TITLE 30 - MINERAL RESOURCES (December 2005)

CHAPTER II - MINERALS MANAGEMENT SERVICE, DEPARTMENT OF THE

INTERIOR

SUBCHAPTER B - OFFSHORE

PART 250 - OIL AND GAS AND SULPHUR OPERATIONS IN THE OUTER

CONTINENTAL SHELF

subpart d - OIL AND GAS DRILLING OPERATIONS

250.442 - What are the requirements for a subsea BOP stack?

(a) When you drill with a subsea BOP stack, you must install the BOP system before drilling

below surface casing. The District Supervisor may require you to install a subsea BOP system

before drilling below the conductor casing if proposed casing setting depths or local geology

indicate the need.

(b) Your subsea BOP stack must include at least four remote-controlled, hydraulically operated

BOPs consisting of an annular BOP, two BOPs equipped with pipe rams, and one BOP equipped

with blind-shear rams.

(c) You must install an accumulator closing system to provide fast closure of the BOP

components and to operate all critical functions in case of a loss of the power fluid connection to

the surface. The accumulator system must meet or exceed the provisions of Section 13.3,

Accumulator Volumetric Capacity, in API RP 53, Recommended Practices for Blowout

Prevention Equipment Systems for Drilling Wells (incorporated by reference as specified in

250.198). The District Supervisor may approve a suitable alternative method.
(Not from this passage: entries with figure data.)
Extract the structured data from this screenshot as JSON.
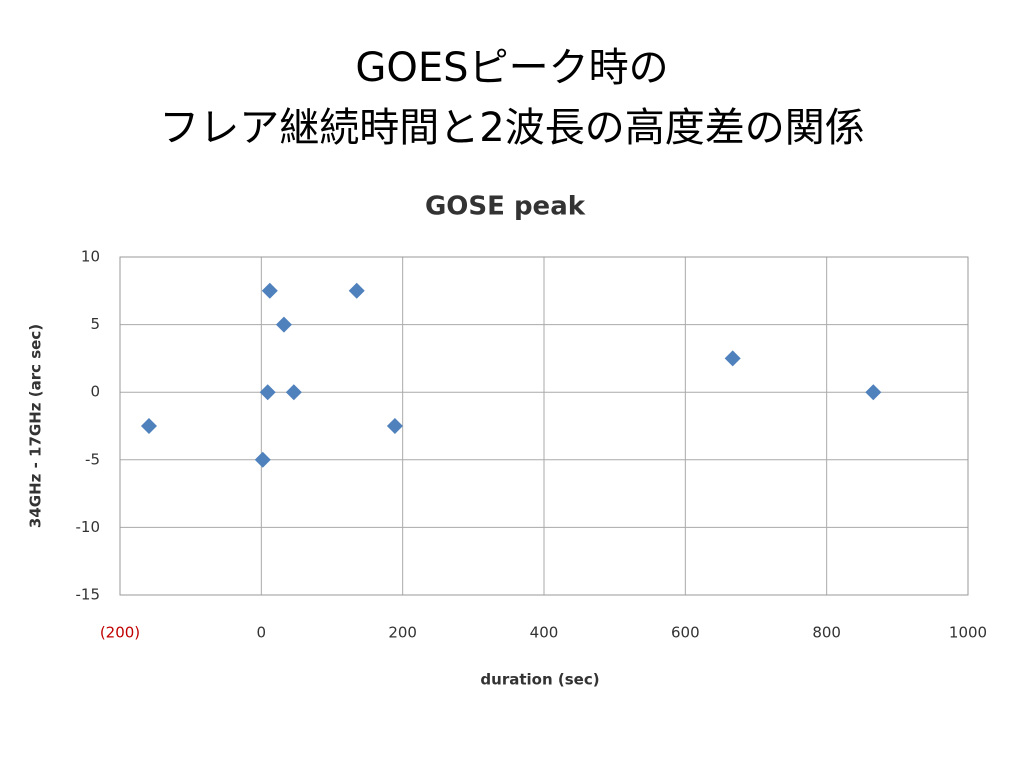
{
  "slide_title": [
    "GOESピーク時の",
    "フレア継続時間と2波長の高度差の関係"
  ],
  "chart_data": {
    "type": "scatter",
    "title": "GOSE peak",
    "x_label": "duration (sec)",
    "y_label": "34GHz - 17GHz (arc sec)",
    "x": [
      -159,
      12,
      135,
      32,
      9,
      46,
      189,
      2,
      667,
      866
    ],
    "values": [
      -2.5,
      7.5,
      7.5,
      5,
      0,
      0,
      -2.5,
      -5,
      2.5,
      0
    ],
    "color": "#4f81bd",
    "xlim": [
      -200,
      1000
    ],
    "xticks": [
      {
        "value": -200,
        "label": "(200)",
        "color": "#c00000"
      },
      0,
      200,
      400,
      600,
      800,
      1000
    ],
    "ylim": [
      -15,
      10
    ],
    "yticks": [
      10,
      5,
      0,
      -5,
      -10,
      -15
    ],
    "grid": true
  }
}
(d) The BOP system must include an operable dual-pod control system to ensure proper and

independent operation of the BOP system.

(e) Before removing the marine riser, you must displace the riser with seawater. You must

maintain sufficient hydrostatic pressure or take other suitable precautions to compensate for the

reduction in pressure and to maintain a safe and controlled well condition.